Antara agama dan Pancasila ada keterikatan dan keterkaitan yang harmonis. Pancasila di satu sisi menjadi pengayom seluruh umat beragama di Indonesia. Pancasila menjamin kebebasan menjalankan perintah agama sesuai kepercayaan masing-masing. Menariknya, setiap sila dalam Pancasila juga selaras dengan nilai-nilai ajaran agama. Seperti nilai kemanusiaan, persatuan, musyawarah, dan keadilan sosial. Artinya, antara keduanya sebenarnya bisa berjalan beriringan dan saling menguatkan.
Anggapan bahwa Pancasila tak sesuai atau bahkan bertentangan dengan ajaran agama, biasanya lahir dari orang atau kelompok yang menafsirkan ajaran agama secara sempit, kaku, tanpa rasa toleransi, empati, dan kebesaran hati. Mereka tidak memiliki spirit membangun keharmonisan hidup bersama sebagai sebuah bangsa. Semangat beragama yang kaku dan cenderung intoleran tersebutlah yang kemudian membuat agama seolah-olah menjadi musuh Pancasila.
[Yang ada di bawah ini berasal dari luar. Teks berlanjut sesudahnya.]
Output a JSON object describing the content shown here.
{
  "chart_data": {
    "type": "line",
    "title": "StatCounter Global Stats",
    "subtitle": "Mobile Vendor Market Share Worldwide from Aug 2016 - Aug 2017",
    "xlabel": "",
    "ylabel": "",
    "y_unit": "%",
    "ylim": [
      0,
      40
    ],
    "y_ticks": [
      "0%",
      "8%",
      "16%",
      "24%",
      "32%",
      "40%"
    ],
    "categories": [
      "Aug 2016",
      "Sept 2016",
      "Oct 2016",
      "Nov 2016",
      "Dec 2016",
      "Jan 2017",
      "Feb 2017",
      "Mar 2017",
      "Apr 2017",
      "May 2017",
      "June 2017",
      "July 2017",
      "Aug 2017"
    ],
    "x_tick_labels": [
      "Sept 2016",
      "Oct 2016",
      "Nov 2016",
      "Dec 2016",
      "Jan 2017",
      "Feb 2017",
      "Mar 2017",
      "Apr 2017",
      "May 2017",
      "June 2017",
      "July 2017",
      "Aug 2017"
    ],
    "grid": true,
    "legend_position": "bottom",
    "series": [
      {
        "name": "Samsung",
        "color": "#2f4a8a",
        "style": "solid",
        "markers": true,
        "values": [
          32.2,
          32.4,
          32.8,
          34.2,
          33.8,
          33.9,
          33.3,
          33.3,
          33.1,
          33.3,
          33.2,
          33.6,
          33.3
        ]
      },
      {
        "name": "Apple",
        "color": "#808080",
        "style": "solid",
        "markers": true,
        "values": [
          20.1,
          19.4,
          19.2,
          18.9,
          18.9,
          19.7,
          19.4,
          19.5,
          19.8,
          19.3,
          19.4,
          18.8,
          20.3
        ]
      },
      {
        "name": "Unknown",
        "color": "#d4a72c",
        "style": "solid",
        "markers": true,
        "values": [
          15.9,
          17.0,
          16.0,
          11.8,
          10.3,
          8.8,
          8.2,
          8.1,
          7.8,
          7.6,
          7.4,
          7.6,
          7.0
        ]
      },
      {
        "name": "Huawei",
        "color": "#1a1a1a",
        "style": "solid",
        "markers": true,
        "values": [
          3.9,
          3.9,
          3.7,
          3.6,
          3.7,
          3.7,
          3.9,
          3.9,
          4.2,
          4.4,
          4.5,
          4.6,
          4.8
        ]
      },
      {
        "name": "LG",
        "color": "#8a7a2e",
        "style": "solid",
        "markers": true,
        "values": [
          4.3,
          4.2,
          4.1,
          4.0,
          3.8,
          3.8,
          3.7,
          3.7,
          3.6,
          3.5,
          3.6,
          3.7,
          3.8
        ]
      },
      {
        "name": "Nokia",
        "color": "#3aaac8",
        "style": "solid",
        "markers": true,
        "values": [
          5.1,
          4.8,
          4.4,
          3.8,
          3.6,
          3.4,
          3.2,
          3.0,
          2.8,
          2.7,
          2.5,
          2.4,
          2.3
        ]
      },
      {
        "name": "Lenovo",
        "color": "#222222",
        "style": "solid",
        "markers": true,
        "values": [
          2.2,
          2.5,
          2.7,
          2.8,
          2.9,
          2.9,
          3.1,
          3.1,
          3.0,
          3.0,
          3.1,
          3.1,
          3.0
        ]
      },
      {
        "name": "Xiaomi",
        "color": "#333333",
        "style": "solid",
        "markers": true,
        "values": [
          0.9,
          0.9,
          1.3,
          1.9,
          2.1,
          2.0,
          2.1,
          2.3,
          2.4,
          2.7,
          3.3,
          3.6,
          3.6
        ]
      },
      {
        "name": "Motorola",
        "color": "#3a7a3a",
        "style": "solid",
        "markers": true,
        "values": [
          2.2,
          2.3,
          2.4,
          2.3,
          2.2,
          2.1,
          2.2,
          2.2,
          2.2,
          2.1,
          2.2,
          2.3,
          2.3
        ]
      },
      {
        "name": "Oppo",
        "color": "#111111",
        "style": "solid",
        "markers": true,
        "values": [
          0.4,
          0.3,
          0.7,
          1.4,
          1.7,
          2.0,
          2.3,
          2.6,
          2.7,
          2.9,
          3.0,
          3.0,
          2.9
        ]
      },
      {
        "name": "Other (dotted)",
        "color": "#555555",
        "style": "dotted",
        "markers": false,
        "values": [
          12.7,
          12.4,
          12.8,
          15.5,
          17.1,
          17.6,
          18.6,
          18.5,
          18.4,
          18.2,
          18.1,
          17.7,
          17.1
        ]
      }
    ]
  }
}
Padahal, jika semangat beragama dijiwai dan dijalankan secara benar, itu bisa turut mendorong terwujudnya cita-cita negara Pancasila.
Kita semua mesti punya kedewasaan berbangsa dan kedalaman memaknai ikatan persaudaraan. Kedewasaan tersebutlah yang bisa membuat kita mampu berpikir jernih dan bijak dalam memaknai hubungan antara ajaran agama dan dasar negara Pancasila. Sehingga kita tak mudah membentur-benturkan dua hal yang sebenarnya senafas dan sejiwa. Terlebih, jika sikap-sikap anti Pancasila tersebut hanya demi kepentingan atau agenda kelompok tertentu yang jauh dari semangat persaudaraan dan semangat kebangsaan.
Alih-alih membenturkan Pancasila dan agama, yang mesti ditekankan saat ini adalah bagaimana mengimplementasikan nilai-nilai keduanya dalam kehidupan bersama demi membangun bangsa. Jika keduanya benar-benar dijiwai dan dipraktikkan segenap bangsa Indonesia dengan baik, itu-akan semakin mendekatkan kita pada cita-cita bersama mewujudkan Indonesia yang maju, adil, makmur, damai, dan sejahtera. Wallahu a’lam
-Penulis lahir di Pati. Menulis artikel, esai, dan ulasan buku di berbagai media.